Policjanci zamknęli mobilną plantację konopi indyjskich

Mężczyźni zostali zatrzymani
Mężczyźni zostali zatrzymani
Źródło: Małopolska Policja

Przycięta naczepa i sprzęt do uprawy roślin – tak zaadaptowany był TIR, którego znaleźli policjanci z Małopolski. W pojeździe było ponad 100 krzewów konopi indyjskich. Właściciele mobilnej fabryki narkotyków zostali zatrzymani.

Policjanci z Małopolski wspólnie z funkcjonariuszami z Centralnego Biura Śledczego Policji z Bielska-Białej pracowali nad likwidacją dwóch plantacji konopi, które miały być prowadzone w dwóch miejscach na terenie województwa.

- Jedna z nich prowadzona była w powiecie suskim. Na miejscu policjanci zabezpieczyli kilkadziesiąt konopnych krzewów i profesjonalny sprzęt służący do prowadzenia plantacji – relacjonują mundurowi.
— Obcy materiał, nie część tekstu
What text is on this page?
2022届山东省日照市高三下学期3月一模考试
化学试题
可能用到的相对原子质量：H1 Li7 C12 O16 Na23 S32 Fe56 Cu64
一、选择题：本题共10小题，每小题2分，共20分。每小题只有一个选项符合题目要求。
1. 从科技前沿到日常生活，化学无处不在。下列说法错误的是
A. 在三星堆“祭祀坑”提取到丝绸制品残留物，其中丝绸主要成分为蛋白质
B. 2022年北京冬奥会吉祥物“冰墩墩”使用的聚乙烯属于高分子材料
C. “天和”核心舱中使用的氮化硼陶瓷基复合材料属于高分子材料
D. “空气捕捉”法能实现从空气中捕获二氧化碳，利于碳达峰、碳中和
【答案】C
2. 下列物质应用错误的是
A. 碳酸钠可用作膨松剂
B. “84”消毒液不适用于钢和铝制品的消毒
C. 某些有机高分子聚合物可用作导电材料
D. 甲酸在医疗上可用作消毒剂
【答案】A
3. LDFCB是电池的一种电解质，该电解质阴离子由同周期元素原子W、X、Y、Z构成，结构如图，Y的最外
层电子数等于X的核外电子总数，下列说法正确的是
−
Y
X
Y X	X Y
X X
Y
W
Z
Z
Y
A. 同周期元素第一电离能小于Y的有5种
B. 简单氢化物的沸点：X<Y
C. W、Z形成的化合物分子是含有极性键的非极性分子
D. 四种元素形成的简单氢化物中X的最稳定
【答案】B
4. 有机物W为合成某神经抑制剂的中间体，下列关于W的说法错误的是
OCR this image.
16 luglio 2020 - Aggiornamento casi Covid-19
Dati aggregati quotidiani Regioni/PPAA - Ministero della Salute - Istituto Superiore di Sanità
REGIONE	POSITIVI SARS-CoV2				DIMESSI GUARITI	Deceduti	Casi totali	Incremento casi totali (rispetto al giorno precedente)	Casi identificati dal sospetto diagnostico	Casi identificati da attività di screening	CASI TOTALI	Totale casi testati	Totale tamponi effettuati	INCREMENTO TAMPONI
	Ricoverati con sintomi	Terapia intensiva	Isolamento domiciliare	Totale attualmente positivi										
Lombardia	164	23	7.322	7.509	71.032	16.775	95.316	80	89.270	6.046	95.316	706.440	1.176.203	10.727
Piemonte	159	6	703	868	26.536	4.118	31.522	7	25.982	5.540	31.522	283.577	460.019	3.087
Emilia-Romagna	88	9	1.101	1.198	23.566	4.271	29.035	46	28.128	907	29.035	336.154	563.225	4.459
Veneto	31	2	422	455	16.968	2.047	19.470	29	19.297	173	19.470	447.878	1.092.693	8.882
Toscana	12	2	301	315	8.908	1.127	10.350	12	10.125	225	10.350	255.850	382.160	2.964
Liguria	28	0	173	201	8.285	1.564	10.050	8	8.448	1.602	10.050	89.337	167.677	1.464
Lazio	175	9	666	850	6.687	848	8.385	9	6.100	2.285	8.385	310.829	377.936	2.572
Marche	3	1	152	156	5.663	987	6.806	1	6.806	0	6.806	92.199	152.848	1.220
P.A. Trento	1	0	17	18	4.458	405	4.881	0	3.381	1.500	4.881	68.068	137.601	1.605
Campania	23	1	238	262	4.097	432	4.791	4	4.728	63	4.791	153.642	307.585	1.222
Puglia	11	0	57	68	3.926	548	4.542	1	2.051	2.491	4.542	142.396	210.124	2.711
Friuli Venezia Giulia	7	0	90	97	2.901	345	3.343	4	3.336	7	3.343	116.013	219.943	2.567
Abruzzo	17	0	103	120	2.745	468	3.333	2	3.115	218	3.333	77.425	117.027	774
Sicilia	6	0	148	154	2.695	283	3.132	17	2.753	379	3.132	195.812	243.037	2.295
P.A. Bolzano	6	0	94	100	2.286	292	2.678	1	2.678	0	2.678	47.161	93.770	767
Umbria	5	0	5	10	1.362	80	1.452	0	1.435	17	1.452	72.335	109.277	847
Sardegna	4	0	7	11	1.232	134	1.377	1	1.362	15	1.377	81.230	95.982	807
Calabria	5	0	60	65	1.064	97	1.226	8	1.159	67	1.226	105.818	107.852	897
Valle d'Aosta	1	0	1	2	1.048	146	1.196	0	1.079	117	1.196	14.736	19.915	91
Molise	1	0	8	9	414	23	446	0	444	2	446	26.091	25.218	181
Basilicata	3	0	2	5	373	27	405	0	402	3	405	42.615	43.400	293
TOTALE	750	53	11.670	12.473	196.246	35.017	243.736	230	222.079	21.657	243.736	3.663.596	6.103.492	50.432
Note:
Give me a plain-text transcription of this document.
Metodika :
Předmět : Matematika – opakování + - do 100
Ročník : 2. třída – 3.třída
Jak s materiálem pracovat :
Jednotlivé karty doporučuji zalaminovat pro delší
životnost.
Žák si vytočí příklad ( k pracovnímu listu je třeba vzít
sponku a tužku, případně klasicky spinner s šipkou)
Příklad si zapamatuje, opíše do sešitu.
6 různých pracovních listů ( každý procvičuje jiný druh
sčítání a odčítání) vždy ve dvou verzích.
Funkcjonariusze odnaleźli także wagi elektroniczne i pieniądze, które jak twierdzą, mogły pochodzić z narkotykowych transakcji.

Druga ze znalezionych plantacji zlokalizowana była na obrzeżach Krakowa i prowadzona była w warunkach dość nietypowych.

Plantacja w ciężarówce

- Mieściła się w naczepie samochodu ciężarowego. Policjanci zabezpieczyli zakupionego specjalnie do tego celu mocno wyeksploatowanego TIR-a z przyczepą chłodniczą. Samochód zaadaptowano w całości na potrzeby narkotykowej uprawy: przycięto tył naczepy, gdzie wstawiono odpowiednie drzwi, a we wnętrzu umieszczono aparaturę służącą do utrzymywania warunków sprzyjających wzrostowi roślin – tłumaczą policjanci.

W pojeździe funkcjonariusze znaleźli 100 krzewów konopi indyjskich i przetworzone już narkotyki.

Mundurowi ustalili, że dwie plantacje prowadzone były przez trzech mężczyzn. Ci mieli wymieniać się doświadczeniami z prowadzenia plantacji i wspólnie organizować produkcję narkotyków.

Zostali zatrzymani

Wszyscy trzej zostali zatrzymani pod zarzutem uprawy konopi indyjskich, dwóch z nich dodatkowo odpowie za posiadanie środków odurzających i przygotowanie ich do wprowadzenia do obrotu.

Są to mieszkańcy województwa podkarpackiego i lubelskiego w wieku 31-36 lat. Dwaj zostali tymczasowo aresztowani, trzeci oddany pod policyjny dozór.

Mężczyznom grozi kara do 3 lat więzienia.